“Il lusso di avere sessant’anni è anche poter dire con schiettezza che la famiglia non assomiglia a una favola sempre luminosa, ma la famiglia è una costruzione difficile, un po’ come l’amore. E io so essere insopportabile a volte”. Parola di Paola Perego che si è raccontata a Il Corriere della Sera per festeggiare i suoi primi 60 anni, compiuti lo scorso 17 aprile.
Il bilancio dei suoi 60 anni arriva dopo 43 anni di lavoro: ha iniziato a 16 anni, quando viveva con i genitori e la sorella in un appartamento di due stanze. Ha condotto “Citofonare Rai 2” e, sullo stesso canale, con “The Floor” in prima serata, oltre al podcast “Poteva andare peggio”
“Mi hanno cancellato Citofonare Rai 2 – ha affermato -. E mi dispiace, perché è una trasmissione che ha fatto buoni ascolti e che ci ha permesso di far conoscere in televisione tante storie. Tornerà la nuova stagione di The Floor”.
La conduttrice ha un format in mente: “Ne ho uno preciso, che non mi faranno fare mai.

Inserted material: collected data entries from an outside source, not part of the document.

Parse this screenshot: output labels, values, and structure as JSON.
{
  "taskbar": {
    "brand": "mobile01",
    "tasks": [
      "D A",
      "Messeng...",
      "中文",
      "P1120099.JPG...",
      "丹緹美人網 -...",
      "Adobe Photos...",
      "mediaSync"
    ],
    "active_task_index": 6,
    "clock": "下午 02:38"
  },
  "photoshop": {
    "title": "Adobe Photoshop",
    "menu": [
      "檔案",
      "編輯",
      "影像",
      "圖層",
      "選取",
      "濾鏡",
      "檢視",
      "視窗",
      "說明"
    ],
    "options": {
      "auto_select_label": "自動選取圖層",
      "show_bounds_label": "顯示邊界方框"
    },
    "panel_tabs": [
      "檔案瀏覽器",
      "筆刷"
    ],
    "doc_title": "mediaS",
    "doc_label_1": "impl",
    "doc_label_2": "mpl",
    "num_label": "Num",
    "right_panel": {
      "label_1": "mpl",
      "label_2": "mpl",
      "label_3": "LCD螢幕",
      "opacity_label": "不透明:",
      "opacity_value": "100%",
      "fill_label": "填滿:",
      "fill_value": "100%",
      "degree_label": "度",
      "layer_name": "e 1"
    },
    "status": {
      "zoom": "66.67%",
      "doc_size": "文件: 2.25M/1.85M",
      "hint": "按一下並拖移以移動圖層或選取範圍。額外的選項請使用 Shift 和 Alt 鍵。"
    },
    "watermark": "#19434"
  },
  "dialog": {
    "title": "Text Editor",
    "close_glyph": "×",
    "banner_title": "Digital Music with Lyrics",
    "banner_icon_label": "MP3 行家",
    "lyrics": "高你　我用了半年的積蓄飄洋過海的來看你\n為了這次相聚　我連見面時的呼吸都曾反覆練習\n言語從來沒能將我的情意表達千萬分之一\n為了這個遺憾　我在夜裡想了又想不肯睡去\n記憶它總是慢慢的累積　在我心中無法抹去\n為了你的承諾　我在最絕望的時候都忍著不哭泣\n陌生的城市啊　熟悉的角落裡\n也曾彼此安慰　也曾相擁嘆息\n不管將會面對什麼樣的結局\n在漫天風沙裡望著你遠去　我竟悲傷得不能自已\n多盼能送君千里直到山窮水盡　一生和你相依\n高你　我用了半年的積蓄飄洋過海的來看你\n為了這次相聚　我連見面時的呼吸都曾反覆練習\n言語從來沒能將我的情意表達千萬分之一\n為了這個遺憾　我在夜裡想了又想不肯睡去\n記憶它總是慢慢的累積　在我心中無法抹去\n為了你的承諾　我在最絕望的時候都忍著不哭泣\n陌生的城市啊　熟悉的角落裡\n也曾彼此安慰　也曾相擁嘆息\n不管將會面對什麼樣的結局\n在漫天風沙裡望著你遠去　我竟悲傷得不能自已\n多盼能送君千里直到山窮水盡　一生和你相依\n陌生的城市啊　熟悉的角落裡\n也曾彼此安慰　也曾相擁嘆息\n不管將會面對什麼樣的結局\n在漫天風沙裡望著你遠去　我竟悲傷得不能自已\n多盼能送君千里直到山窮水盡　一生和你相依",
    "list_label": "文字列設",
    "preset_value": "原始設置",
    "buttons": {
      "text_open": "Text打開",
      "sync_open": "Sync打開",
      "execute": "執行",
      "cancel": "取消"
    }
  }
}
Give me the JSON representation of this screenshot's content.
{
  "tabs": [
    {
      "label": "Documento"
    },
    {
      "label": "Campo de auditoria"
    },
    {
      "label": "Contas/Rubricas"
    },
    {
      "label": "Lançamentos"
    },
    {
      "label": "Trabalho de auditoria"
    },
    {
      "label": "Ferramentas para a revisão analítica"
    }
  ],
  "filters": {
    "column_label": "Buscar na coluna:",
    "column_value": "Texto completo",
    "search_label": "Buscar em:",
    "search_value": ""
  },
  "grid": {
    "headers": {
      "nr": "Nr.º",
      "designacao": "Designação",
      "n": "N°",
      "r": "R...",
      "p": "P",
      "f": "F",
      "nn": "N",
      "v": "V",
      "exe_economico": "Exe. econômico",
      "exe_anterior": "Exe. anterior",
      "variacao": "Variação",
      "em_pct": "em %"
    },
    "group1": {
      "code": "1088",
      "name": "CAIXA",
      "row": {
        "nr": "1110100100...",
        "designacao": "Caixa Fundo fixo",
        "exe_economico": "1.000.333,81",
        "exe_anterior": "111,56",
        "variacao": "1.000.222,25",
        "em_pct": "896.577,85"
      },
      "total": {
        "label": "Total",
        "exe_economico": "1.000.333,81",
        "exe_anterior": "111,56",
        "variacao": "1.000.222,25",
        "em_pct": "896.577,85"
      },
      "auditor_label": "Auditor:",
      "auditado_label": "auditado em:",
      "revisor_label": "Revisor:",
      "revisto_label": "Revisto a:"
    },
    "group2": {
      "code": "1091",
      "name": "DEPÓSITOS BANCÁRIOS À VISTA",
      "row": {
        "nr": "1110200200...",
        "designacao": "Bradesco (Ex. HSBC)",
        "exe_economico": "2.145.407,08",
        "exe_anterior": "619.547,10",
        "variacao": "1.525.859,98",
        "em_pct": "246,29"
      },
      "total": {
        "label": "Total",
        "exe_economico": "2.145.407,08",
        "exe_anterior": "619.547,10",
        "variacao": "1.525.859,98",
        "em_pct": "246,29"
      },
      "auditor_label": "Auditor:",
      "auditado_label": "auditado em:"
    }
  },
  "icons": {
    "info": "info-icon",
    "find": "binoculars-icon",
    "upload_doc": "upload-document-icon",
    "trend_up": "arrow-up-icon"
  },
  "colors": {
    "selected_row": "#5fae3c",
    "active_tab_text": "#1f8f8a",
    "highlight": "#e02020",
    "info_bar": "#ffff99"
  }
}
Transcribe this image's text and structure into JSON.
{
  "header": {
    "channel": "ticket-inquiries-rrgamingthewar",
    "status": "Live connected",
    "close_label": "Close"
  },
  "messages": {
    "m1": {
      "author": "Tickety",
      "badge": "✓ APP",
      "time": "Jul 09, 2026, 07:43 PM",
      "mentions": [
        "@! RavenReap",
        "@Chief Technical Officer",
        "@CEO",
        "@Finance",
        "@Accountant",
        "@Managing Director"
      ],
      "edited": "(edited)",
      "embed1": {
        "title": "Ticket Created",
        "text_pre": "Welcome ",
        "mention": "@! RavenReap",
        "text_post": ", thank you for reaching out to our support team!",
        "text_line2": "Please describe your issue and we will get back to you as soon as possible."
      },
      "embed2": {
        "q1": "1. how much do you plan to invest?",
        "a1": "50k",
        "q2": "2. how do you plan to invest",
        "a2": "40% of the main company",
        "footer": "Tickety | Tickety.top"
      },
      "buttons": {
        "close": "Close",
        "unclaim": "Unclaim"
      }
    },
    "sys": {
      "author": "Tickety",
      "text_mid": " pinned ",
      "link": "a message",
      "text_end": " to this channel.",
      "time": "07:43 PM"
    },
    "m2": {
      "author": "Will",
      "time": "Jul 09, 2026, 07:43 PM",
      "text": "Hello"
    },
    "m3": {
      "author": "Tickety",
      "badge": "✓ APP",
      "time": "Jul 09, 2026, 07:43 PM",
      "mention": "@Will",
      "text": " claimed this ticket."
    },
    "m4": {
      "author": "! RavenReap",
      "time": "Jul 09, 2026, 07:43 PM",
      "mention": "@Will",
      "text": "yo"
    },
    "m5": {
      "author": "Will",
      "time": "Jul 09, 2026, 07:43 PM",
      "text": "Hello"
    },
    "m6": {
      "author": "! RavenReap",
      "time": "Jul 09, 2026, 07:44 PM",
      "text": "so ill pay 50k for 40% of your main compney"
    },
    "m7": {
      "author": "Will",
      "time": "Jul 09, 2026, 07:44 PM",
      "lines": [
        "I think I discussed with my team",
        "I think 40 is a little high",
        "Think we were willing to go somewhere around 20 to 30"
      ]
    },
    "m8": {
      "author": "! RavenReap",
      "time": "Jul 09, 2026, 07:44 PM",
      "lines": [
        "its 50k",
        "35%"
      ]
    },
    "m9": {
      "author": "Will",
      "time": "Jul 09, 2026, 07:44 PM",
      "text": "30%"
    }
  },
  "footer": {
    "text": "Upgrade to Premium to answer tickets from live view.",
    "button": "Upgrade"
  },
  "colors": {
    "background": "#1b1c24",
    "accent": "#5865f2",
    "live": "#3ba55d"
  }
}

Andare nei paesi, raccogliere le storie di donne vittime di stalking e poi recarsi a casa dello stalker, fare nomi e cognomi, nei limiti del legale. Io sono stata vittima di due stalker in particolare. Uno mi mandava lettere minacciose, ma il secondo forse era ancora più inquietante. Nella portineria del mio appartamento lasciava peluche e ciucci per bambini. Quando il portinaio gli chiese come mai, lui rispose che erano per i nostri bambini“.